The motes of light gathered in the center of the arena, swirling together into something new. Not a shape or a figure, but a presence, an acknowledgment.
"YOU CARRY THEM STILL." The voice shifted, becoming something almost warm. "GOOD. A WIELDER WHO FORGETS THEIR DEAD IS NOT WORTHY OF THE BLADE THAT WAITS. A WIELDER WHO BREAKS UNDER THAT WEIGHT IS NOT STRONG ENOUGH. BUT A WIELDER WHO CARRIES THEM FORWARD, WHO USES THAT WEIGHT AS FUEL FOR PURPOSE..."
The presence pulsed once, brightly. "THAT IS WHAT WE SOUGHT."
A section of wall slid open, revealing the next corridor. "PROCEED. TWO TRIALS REMAIN BEFORE THE FINAL CHAMBER."
He walked forward on legs that felt like they belonged to someone else. The corridor beyond the combat trial was mercifully quiet, the walls returning to the soft breathing of living stone. He could still feel the echoes of what he did, the phantom sensations of blades biting into bodies that wore familiar faces.
’It wasn’t real.’ He forced himself to breathe, to steady his shaking hands. ’They weren’t really them. Just shadows. Just tests.’
But the test worked. He proved he could do what needed to be done even when every fiber of his being screamed against it. He proved he could kill people he loved if the situation demanded it.
He wasn’t sure that was something to be proud of.

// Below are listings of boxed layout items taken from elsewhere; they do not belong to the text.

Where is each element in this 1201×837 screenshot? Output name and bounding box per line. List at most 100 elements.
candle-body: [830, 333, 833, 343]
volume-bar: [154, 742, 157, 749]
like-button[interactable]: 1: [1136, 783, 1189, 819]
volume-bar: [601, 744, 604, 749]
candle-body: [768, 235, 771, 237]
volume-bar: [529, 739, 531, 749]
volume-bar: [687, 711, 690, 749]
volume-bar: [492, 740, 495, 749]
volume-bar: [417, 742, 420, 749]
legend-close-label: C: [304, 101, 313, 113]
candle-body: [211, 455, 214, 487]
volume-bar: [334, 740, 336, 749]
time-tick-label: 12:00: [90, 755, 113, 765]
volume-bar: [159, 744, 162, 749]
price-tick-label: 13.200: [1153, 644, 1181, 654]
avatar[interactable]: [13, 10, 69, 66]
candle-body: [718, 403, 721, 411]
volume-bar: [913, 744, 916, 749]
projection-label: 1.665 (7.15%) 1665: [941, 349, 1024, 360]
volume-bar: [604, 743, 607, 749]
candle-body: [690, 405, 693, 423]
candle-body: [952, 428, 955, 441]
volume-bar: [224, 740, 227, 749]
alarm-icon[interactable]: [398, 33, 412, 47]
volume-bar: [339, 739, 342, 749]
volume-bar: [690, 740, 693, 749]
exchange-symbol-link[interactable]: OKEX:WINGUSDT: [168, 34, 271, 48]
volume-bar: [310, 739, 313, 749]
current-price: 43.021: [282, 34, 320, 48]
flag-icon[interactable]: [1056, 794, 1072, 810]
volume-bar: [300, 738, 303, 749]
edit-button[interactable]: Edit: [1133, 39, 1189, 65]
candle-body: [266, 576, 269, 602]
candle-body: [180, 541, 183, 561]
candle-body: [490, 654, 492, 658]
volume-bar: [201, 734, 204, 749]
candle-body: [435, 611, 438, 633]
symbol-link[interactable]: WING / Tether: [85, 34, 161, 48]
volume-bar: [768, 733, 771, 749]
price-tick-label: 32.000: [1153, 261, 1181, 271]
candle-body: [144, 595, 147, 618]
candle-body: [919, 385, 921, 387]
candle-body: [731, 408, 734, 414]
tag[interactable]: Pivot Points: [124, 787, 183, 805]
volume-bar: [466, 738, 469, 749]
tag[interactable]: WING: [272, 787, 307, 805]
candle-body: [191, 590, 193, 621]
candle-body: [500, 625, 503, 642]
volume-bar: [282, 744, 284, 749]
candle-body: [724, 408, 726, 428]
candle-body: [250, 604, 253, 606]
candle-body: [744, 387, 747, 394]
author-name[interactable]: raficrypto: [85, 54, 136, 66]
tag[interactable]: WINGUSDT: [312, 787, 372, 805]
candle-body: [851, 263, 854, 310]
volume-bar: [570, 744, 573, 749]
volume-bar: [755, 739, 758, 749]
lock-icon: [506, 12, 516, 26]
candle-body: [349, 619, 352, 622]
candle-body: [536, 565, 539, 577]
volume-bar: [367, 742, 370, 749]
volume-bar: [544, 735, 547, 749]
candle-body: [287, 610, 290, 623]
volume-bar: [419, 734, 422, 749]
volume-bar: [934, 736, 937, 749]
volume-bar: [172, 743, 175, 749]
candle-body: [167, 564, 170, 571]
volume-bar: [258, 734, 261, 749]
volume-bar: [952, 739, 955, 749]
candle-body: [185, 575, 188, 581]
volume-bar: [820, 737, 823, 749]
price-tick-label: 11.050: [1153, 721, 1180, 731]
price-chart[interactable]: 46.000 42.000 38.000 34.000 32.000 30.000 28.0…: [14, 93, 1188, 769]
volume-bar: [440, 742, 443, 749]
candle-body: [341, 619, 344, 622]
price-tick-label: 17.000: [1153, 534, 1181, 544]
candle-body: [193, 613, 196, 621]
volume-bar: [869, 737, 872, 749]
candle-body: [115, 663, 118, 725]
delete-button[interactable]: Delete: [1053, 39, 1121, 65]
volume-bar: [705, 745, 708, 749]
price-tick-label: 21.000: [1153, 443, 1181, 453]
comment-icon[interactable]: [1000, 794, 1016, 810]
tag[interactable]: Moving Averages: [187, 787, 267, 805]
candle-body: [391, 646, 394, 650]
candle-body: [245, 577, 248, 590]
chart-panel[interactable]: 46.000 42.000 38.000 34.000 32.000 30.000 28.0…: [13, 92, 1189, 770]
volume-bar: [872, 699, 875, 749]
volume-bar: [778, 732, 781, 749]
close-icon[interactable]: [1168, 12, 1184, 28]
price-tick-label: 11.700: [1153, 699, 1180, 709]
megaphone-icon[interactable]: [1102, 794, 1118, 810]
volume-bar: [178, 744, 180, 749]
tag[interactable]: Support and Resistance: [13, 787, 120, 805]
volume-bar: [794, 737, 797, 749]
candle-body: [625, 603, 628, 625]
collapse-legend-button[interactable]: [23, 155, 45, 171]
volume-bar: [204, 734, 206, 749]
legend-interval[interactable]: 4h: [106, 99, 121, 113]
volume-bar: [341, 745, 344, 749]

But it was something the dungeon valued, and Eclipse valued, so maybe there was wisdom in that. The enemies he would face wouldn’t hesitate to use his attachments against him. The Archon would throw his team’s faces at him if it thought the tactic would work.
Now he knew he could push through. He knew the cost of pushing through.
Both lessons were valuable, but both lessons hurt. He kept walking, and the next trial waited somewhere in the depths ahead.